Earlier this month, members of Rodríguez’s government met with officials from the International Monetary Fund (IMF). While Venezuela had been a member of the IMF and the World Bank since 1946, in the 2000s President Chávez withdrew his country from these bodies, which he labelled “instruments of U.S. imperialism.” While Chávez attempted to promote alternative regional bodies like the Bank of the South, Brazil’s lack of commitment (despite initial enthusiasm) never allowed the institution to be consolidated. By 2017, a collapse in international oil prices, declining oil production, a depletion of foreign reserves, and heavy U.S. economic sanctions led Venezuela to start defaulting on its international debts, which today stand at US$170 billion.
According to Reuters, the Rodríguez administration hired U.S. firm Centerview Partners “without a formal competitive process” to renegotiate Venezuela’s massive external debt burden and facilitate the country’s reintegration into international financial markets. The recommendation to hire the firm reportedly came from Claver-Carone, an ex-Trump government official and close associate of Secretary of State Marco Rubio.
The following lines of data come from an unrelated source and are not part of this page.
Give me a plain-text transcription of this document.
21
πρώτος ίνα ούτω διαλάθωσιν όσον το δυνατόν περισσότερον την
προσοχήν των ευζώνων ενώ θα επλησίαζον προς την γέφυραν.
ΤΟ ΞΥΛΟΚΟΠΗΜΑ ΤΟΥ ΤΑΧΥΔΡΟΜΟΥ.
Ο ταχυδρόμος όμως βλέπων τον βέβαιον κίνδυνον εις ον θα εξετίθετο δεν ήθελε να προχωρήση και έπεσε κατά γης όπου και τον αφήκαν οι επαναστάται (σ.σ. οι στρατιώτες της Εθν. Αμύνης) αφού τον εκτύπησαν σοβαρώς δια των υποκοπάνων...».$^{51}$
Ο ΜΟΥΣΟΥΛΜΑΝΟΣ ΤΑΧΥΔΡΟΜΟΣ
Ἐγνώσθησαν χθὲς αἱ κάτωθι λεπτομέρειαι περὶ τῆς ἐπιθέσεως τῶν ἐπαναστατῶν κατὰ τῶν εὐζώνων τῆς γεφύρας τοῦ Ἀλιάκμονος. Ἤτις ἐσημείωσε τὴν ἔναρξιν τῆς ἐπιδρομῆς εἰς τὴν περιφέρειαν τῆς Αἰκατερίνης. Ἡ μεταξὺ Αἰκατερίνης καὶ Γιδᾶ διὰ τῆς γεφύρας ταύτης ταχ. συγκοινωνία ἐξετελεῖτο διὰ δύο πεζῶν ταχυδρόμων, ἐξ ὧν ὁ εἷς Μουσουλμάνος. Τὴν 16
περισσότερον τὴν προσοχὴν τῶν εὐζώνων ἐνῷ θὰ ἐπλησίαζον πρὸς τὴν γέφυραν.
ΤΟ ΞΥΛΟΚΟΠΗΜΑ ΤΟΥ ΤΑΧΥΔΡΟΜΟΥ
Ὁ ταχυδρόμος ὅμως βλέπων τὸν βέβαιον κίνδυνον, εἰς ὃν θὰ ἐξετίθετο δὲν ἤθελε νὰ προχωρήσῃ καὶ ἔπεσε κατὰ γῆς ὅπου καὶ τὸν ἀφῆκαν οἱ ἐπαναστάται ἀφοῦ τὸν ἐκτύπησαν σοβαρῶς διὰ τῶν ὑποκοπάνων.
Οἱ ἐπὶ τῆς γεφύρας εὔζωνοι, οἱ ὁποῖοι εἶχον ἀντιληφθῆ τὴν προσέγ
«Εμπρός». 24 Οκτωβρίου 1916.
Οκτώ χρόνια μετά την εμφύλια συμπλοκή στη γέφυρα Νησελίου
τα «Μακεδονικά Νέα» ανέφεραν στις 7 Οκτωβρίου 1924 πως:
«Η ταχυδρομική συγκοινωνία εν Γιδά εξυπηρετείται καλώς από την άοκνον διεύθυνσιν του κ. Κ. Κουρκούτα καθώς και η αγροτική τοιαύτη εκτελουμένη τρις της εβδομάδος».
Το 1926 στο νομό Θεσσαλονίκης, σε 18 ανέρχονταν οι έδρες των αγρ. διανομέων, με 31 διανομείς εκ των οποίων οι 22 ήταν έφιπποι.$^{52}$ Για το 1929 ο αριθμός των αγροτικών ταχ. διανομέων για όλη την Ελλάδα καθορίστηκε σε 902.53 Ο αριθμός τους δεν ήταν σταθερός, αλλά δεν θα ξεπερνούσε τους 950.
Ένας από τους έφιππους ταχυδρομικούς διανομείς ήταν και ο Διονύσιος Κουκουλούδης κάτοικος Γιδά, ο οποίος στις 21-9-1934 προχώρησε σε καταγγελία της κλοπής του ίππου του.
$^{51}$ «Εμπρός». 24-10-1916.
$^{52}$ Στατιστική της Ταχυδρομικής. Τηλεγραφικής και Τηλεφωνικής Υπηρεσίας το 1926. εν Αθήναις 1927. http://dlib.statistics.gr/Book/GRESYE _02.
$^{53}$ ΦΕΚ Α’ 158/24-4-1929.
Commenting to Truthout on the new ties between Caracas and the IMF, Becerra said “there is no transparent information” concerning the objectives of the new relationship. However, “based on global experience,” Becerra added that it is clear that countries that negotiate with the IMF “subordinate their economic policy to well-known neoliberal measures that are contrary to the economic and social rights of the great majority of the population.”
In February 1989, after the government of the corrupt President Carlos Andrés Pérez applied the IMF’s austerity measures, a massive wave of protests broke out throughout Venezuela that were suppressed by the country’s armed forces, resulting in the deaths of roughly 1,000 to 3,000 civilians. By 1992, a young lieutenant colonel named Hugo Chávez attempted a military coup against Andrés Pérez because of the IMF’s polices, Caracas’s subservience to Washington, and the failure to reinvest oil revenues to benefit working class Venezuelans.
Should Delcy Rodríguez continue to bend to Trump’s orders, perhaps her government will one day be forced to deal with its own version of Hugo Chávez.